As a part-time online MBA student, I always wanted to take part in a case competition to understand what all the fuss was about. I got my chance in May, with an event called the “Small Business School Challenge” (SBSC). The SBSC is a 48 hour hackathon style case competition which sprung up as a response to SMBs struggling amidst the covid-induced lockdowns. Not only was this an opportunity for me to take part in a case competition, but it was also a chance for me to put positivity out into the world at a time when everything felt uncertain.
At the start of the event, my team was formed and we were paired with a one-woman-show embroidery shop in Oakmont, just outside Pittsburgh. Over the course of the 48 hours, we met with our SMB to better understand her needs and brainstorm ideas. We also strategized as a team, joined live programming to inspire our design thinking, and met with alumni mentors to hone our solutions.

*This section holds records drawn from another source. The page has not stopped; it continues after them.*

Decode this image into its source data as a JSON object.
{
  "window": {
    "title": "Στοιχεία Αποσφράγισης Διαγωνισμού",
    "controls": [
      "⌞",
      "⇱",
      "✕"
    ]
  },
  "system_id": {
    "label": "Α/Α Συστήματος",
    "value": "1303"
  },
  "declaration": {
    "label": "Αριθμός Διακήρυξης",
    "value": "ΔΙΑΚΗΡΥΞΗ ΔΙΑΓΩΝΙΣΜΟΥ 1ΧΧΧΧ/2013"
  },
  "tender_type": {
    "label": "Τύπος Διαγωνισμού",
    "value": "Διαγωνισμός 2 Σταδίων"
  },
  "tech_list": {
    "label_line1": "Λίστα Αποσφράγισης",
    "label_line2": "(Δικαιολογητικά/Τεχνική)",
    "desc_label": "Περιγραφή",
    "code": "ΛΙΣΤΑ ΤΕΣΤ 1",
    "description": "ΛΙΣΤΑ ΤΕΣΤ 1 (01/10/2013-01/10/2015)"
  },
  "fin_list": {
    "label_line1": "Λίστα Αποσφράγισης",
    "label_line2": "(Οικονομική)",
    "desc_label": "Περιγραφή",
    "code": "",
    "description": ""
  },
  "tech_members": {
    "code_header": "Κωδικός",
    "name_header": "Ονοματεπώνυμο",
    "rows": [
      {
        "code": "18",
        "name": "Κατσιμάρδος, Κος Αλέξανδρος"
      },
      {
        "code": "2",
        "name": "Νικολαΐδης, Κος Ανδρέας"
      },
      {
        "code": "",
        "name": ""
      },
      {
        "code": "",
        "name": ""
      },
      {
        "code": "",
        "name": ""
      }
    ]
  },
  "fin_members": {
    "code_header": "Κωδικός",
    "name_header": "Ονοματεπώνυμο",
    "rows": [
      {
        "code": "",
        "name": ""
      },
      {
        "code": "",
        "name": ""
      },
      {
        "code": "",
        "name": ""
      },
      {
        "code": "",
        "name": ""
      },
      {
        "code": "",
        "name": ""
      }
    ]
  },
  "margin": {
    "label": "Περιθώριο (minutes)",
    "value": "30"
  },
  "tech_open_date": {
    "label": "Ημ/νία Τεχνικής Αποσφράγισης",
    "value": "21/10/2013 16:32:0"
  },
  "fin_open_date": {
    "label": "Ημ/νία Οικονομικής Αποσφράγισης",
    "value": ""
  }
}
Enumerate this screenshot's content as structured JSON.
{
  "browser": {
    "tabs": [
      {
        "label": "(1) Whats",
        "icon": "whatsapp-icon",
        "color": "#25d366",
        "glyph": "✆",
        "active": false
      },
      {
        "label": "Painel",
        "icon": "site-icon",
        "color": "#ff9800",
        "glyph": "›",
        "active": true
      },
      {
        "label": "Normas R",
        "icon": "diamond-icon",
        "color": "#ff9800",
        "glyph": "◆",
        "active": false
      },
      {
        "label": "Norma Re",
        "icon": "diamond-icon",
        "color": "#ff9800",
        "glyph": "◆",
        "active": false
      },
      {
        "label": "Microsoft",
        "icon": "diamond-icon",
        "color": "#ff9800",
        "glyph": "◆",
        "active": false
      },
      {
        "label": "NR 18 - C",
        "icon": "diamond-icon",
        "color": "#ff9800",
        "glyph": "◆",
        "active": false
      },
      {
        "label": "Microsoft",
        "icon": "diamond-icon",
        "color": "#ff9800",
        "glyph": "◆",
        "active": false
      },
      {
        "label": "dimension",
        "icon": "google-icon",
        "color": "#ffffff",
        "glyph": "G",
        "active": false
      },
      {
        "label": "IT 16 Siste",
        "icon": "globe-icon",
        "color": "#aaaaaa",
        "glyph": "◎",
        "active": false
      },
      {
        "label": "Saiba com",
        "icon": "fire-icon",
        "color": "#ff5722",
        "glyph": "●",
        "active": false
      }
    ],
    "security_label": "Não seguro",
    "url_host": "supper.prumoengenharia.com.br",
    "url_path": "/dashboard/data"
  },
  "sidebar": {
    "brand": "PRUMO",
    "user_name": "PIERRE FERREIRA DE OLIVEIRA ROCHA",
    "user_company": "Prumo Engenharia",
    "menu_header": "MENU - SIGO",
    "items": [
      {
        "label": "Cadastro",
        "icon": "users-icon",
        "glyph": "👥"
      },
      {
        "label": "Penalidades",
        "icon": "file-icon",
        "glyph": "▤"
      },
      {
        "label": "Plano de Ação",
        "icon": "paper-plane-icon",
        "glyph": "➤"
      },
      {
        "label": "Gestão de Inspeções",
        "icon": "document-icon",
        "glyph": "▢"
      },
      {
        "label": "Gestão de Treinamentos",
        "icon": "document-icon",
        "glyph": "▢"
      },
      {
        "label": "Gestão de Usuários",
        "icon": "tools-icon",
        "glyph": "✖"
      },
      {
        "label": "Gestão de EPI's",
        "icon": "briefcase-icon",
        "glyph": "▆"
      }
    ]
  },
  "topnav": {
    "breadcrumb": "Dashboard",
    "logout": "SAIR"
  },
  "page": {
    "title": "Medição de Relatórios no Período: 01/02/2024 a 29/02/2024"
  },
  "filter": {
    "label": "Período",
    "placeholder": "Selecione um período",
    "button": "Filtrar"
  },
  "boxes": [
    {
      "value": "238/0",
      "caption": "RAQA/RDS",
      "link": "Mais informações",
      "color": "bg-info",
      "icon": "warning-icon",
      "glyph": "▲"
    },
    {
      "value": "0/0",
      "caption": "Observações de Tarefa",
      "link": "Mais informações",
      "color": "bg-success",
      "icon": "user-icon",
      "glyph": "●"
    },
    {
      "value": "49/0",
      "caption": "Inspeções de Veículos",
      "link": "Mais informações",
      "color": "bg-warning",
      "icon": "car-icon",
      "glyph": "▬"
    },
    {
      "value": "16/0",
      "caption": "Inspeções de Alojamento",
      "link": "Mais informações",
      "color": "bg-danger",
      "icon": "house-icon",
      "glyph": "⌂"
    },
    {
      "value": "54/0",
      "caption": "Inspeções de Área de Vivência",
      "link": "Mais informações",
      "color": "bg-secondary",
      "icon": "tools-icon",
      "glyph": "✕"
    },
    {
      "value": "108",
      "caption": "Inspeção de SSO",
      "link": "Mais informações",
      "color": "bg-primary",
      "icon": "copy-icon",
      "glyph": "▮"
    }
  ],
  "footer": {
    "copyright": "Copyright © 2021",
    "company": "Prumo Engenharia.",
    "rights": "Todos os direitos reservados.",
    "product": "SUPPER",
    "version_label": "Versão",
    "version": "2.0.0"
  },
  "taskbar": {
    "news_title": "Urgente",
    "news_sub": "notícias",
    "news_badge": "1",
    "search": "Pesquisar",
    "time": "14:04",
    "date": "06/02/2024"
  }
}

The Friday of the case competition was the first day that businesses were allowed to resume in-person operations in Pittsburgh. This really illustrated the idea that the focus of the event was not Band-Aids to help survive the lockdown period. Instead, the focus was new ideas, business models, products, and partnerships that would position SMBs for success beyond the pandemic. I found that mindset very motivating, as it put the emphasis on thinking strategically around what options were both realistic, and future proof.
As mentioned, my team worked with an embroidery shop, and one of the most creative ideas we ended up presenting was simply to sell white face masks (which the shop already had) along with washable markers or tie dye materials. That idea also led to discussions around future face mask kits, embroidered face masks, and more!
After the 48 hours were complete, each of the Tepper teams pitched their small business’ situation and solutions. My team ended up coming in second (!!), while the first place Tepper team went on to the SBSC National Final to compete against the winners from other participating schools.
One of my favorite parts of the event was the interaction with alumni mentors. Since the 48-hour timeline is quick, it was great to have alumni mentors sense check ideas and inspire new ones. Two of our mentors even reached out after the event because they wanted to know how our presentation had gone! This virtual case competition experience was undoubtedly different than what I would have experienced in-person. However, I still had many of the same emotions and learning. I still felt the time crunch, the rush of competition, the team brainstorming and the last minute 4-person synchronous powerpoint editing. Perhaps more importantly, I was able to meet students I’d never interacted with before, feel connected to my Pittsburgh community, and put some good vibes into the world when everything else around me felt a little disorienting.